Exactly. All you've done is say this agenda exists and that climatologists are part of it. And apparently you also think your mere say-so is sufficient to establish them as facts.

Sorry, but I don't work that way. If you cannot provide a clear description of this agenda, actual evidence that it exists, and actual evidence that climatologists are part of it, then there is no reason to accept any of it as true.
 

gnostic

The Lost One
Exactly. All you've done is say this agenda exists and that climatologists are part of it. And apparently you also think your mere say-so is sufficient to establish them as facts.
I don't think ThePainfulTruth is helping his cause, when he say climatologists and anyone who accept climate changes, as being socialists.

That's weak argument, no better when creationists use similar and pathetic tactics of comparing atheism with communism, or evolution with communism, or evolution with atheism.
 

ThePainefulTruth

Romantic-Cynic
Climategate, climategate, climategate, climategate, climategate, climategate, climategate, climategate, climategate, climategate, climategate, climategate, climategate, climategate, climategate, climategate, climategate,...there - I've repeated it 17 times that MUST qualify as evidence now! Now having proved by repetition that climate change is a socialist conspiracy, I will now go on to prove that evolution is a liberal leftist atheist hoax...Piltdown Man, Piltdown Man, Piltdown Man...

Looks like you're having a meltdown, since you can't come up with a response to one climategate much less all of them. Inconvenient truths have a way of backfiring with the supposed "truth" is BS.

What about the hundreds of myths of religion ?.

Yes. Two wrongs don't make a right and two myths don't make a Truth.
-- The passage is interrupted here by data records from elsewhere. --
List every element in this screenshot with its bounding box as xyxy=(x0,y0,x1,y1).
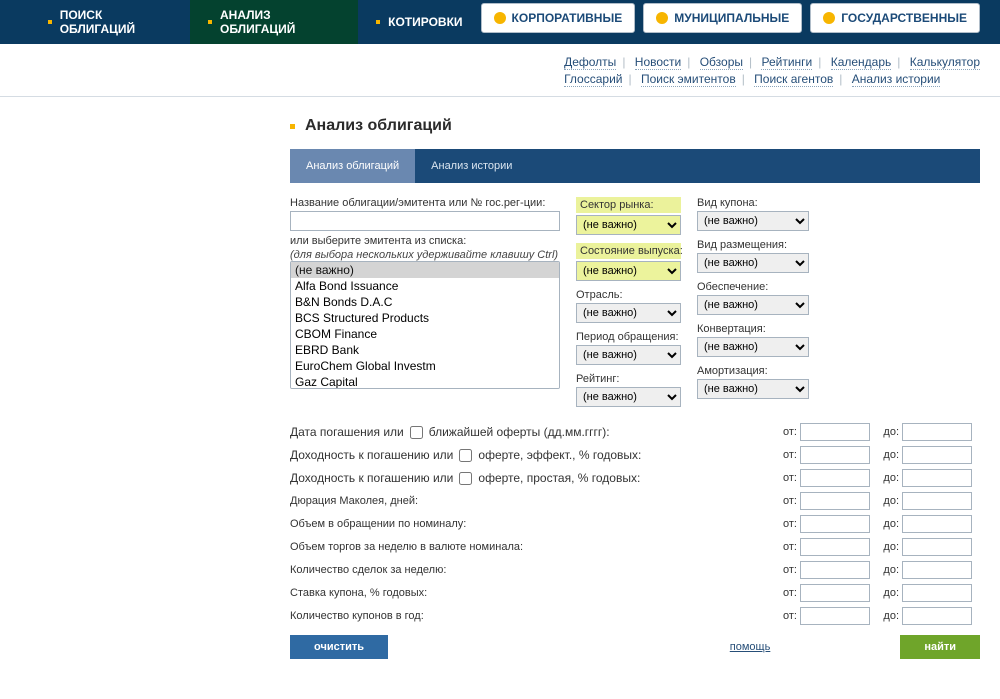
industry-select[interactable]: (не важно) xyxy=(576,303,681,323)
issuer-multiselect[interactable]: (не важно)Alfa Bond IssuanceB&N Bonds D.… xyxy=(290,261,560,389)
conversion-label: Конвертация: xyxy=(697,323,809,335)
maturity-from-input[interactable] xyxy=(800,423,870,441)
circulation-label: Период обращения: xyxy=(576,331,681,343)
dot-icon xyxy=(823,12,835,24)
vol-week-to-input[interactable] xyxy=(902,538,972,556)
placement-type-label: Вид размещения: xyxy=(697,239,809,251)
vol-nominal-label: Объем в обращении по номиналу: xyxy=(290,518,776,530)
tab-label: МУНИЦИПАЛЬНЫЕ xyxy=(674,11,789,25)
tab-history-analysis[interactable]: Анализ истории xyxy=(415,149,528,183)
bullet-icon xyxy=(208,20,212,24)
issuer-pick-label: или выберите эмитента из списка: xyxy=(290,235,560,247)
yield-eff-post: оферте, эффект., % годовых: xyxy=(478,448,641,462)
link-calculator[interactable]: Калькулятор xyxy=(910,55,980,70)
issue-state-label: Состояние выпуска: xyxy=(576,243,681,259)
rating-label: Рейтинг: xyxy=(576,373,681,385)
industry-label: Отрасль: xyxy=(576,289,681,301)
coupon-type-label: Вид купона: xyxy=(697,197,809,209)
link-calendar[interactable]: Календарь xyxy=(831,55,892,70)
tab-corporate[interactable]: КОРПОРАТИВНЫЕ xyxy=(481,3,636,33)
tab-government[interactable]: ГОСУДАРСТВЕННЫЕ xyxy=(810,3,980,33)
bullet-icon xyxy=(48,20,52,24)
maturity-to-input[interactable] xyxy=(902,423,972,441)
name-input[interactable] xyxy=(290,211,560,231)
market-sector-select[interactable]: (не важно) xyxy=(576,215,681,235)
find-button[interactable]: найти xyxy=(900,635,980,659)
yield-simple-pre: Доходность к погашению или xyxy=(290,471,453,485)
yield-simple-post: оферте, простая, % годовых: xyxy=(478,471,640,485)
nav-quotes[interactable]: КОТИРОВКИ xyxy=(358,0,480,44)
maturity-post: ближайшей оферты (дд.мм.гггг): xyxy=(429,425,610,439)
coupons-year-label: Количество купонов в год: xyxy=(290,610,776,622)
page-title: Анализ облигаций xyxy=(305,117,452,135)
link-news[interactable]: Новости xyxy=(635,55,681,70)
coupon-rate-label: Ставка купона, % годовых: xyxy=(290,587,776,599)
link-issuer-search[interactable]: Поиск эмитентов xyxy=(641,72,736,87)
maturity-pre: Дата погашения или xyxy=(290,425,404,439)
coupons-year-from-input[interactable] xyxy=(800,607,870,625)
duration-to-input[interactable] xyxy=(902,492,972,510)
deals-week-to-input[interactable] xyxy=(902,561,972,579)
link-ratings[interactable]: Рейтинги xyxy=(761,55,812,70)
tab-bond-analysis[interactable]: Анализ облигаций xyxy=(290,149,415,183)
circulation-select[interactable]: (не важно) xyxy=(576,345,681,365)
yield-eff-pre: Доходность к погашению или xyxy=(290,448,453,462)
dot-icon xyxy=(494,12,506,24)
market-sector-label: Сектор рынка: xyxy=(576,197,681,213)
amortization-label: Амортизация: xyxy=(697,365,809,377)
tab-municipal[interactable]: МУНИЦИПАЛЬНЫЕ xyxy=(643,3,802,33)
amortization-select[interactable]: (не важно) xyxy=(697,379,809,399)
rating-select[interactable]: (не важно) xyxy=(576,387,681,407)
conversion-select[interactable]: (не важно) xyxy=(697,337,809,357)
deals-week-from-input[interactable] xyxy=(800,561,870,579)
yield-eff-to-input[interactable] xyxy=(902,446,972,464)
name-label: Название облигации/эмитента или № гос.ре… xyxy=(290,197,560,209)
placement-type-select[interactable]: (не важно) xyxy=(697,253,809,273)
deals-week-label: Количество сделок за неделю: xyxy=(290,564,776,576)
help-link[interactable]: помощь xyxy=(730,641,771,653)
nav-label: ПОИСК ОБЛИГАЦИЙ xyxy=(60,8,173,36)
collateral-select[interactable]: (не важно) xyxy=(697,295,809,315)
tab-label: КОРПОРАТИВНЫЕ xyxy=(512,11,623,25)
vol-nominal-to-input[interactable] xyxy=(902,515,972,533)
bullet-icon xyxy=(376,20,380,24)
coupons-year-to-input[interactable] xyxy=(902,607,972,625)
yield-simple-to-input[interactable] xyxy=(902,469,972,487)
duration-from-input[interactable] xyxy=(800,492,870,510)
maturity-offer-checkbox[interactable] xyxy=(410,426,423,439)
sublinks: Дефолты| Новости| Обзоры| Рейтинги| Кале… xyxy=(564,54,980,88)
issue-state-select[interactable]: (не важно) xyxy=(576,261,681,281)
coupon-rate-from-input[interactable] xyxy=(800,584,870,602)
to-label: до: xyxy=(878,426,902,438)
vol-week-label: Объем торгов за неделю в валюте номинала… xyxy=(290,541,776,553)
dot-icon xyxy=(656,12,668,24)
coupon-rate-to-input[interactable] xyxy=(902,584,972,602)
nav-search-bonds[interactable]: ПОИСК ОБЛИГАЦИЙ xyxy=(30,0,190,44)
link-agent-search[interactable]: Поиск агентов xyxy=(754,72,833,87)
vol-nominal-from-input[interactable] xyxy=(800,515,870,533)
yield-simple-from-input[interactable] xyxy=(800,469,870,487)
link-reviews[interactable]: Обзоры xyxy=(700,55,743,70)
ctrl-hint: (для выбора нескольких удерживайте клави… xyxy=(290,249,560,261)
from-label: от: xyxy=(776,426,800,438)
link-defaults[interactable]: Дефолты xyxy=(564,55,616,70)
clear-button[interactable]: очистить xyxy=(290,635,388,659)
yield-simple-offer-checkbox[interactable] xyxy=(459,472,472,485)
tab-label: ГОСУДАРСТВЕННЫЕ xyxy=(841,11,967,25)
duration-label: Дюрация Маколея, дней: xyxy=(290,495,776,507)
bullet-icon xyxy=(290,124,295,129)
nav-label: КОТИРОВКИ xyxy=(388,15,462,29)
nav-label: АНАЛИЗ ОБЛИГАЦИЙ xyxy=(220,8,340,36)
nav-analysis-bonds[interactable]: АНАЛИЗ ОБЛИГАЦИЙ xyxy=(190,0,358,44)
yield-eff-offer-checkbox[interactable] xyxy=(459,449,472,462)
collateral-label: Обеспечение: xyxy=(697,281,809,293)
yield-eff-from-input[interactable] xyxy=(800,446,870,464)
link-history-analysis[interactable]: Анализ истории xyxy=(852,72,941,87)
link-glossary[interactable]: Глоссарий xyxy=(564,72,622,87)
coupon-type-select[interactable]: (не важно) xyxy=(697,211,809,231)
vol-week-from-input[interactable] xyxy=(800,538,870,556)
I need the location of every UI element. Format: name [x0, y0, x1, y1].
Exactly. All you've done is say this agenda exists and that climatologists are part of it. And apparently you also think your mere say-so is sufficient to establish them as facts.

Where's the money coming from to fund this BS? The UN, world socialist central, and US/Eurpean government bureaucracies. Did you not read what that UN climate change rep said just last week? But hey, I'm a nice guy, and even though you obviously aren't going to lift your little finger to find out, I'll repost it here (SITI obviously missed it as well):
At a news conference last week in Brussels, Christiana Figueres, executive secretary of U.N.'s framework Convention on Climate Change, admitted that the goal of environmental activists is not to save the world from ecological calamity but to destroy capitalism.
"This is the first time in the history of mankind that we are setting ourselves the task of intentionally, within a defined period of time, to change the economic development model that has been reigning for at least 150 years, since the Industrial Revolution," she said.


Looks like you have the same problem as Siti, no refutation for the climategates, or the evidence that the Sun still controls any climate change as it has for billions of years before us. But for the sake of argument, and abandoning all reason, lets assume it isn't being run by the socialists. So what? They're still cooking the data to make global warming look real. So lets compromise and say the global warming is a conspiracy of unknown origin. I can deal with that if it'll get people to open their eyes. Capitalism will eventually win out anyway, because it's the system that provides freedom AND prosperity.

Sorry, but I don't work that way. If you cannot provide a clear description of this agenda, actual evidence that it exists, and actual evidence that climatologists are part of it, then there is no reason to accept any of it as true.

See above.

I don't think ThePainfulTruth is helping his cause, when he say climatologists and anyone who accept climate changes, as being socialists.

They are, but read what I just wrote.

That's weak argument, no better when creationists use similar and pathetic tactics of comparing atheism with communism, or evolution with communism, or evolution with atheism.

What's your point? I've often charged that socialism is the new religion which uses the same idealogial framework as the revealed religions for overcoming reason--emotion driven blind faith. Heaven, Utopia (aka Heaven on Earth), it's the same old line, disregard that man behind the curtain.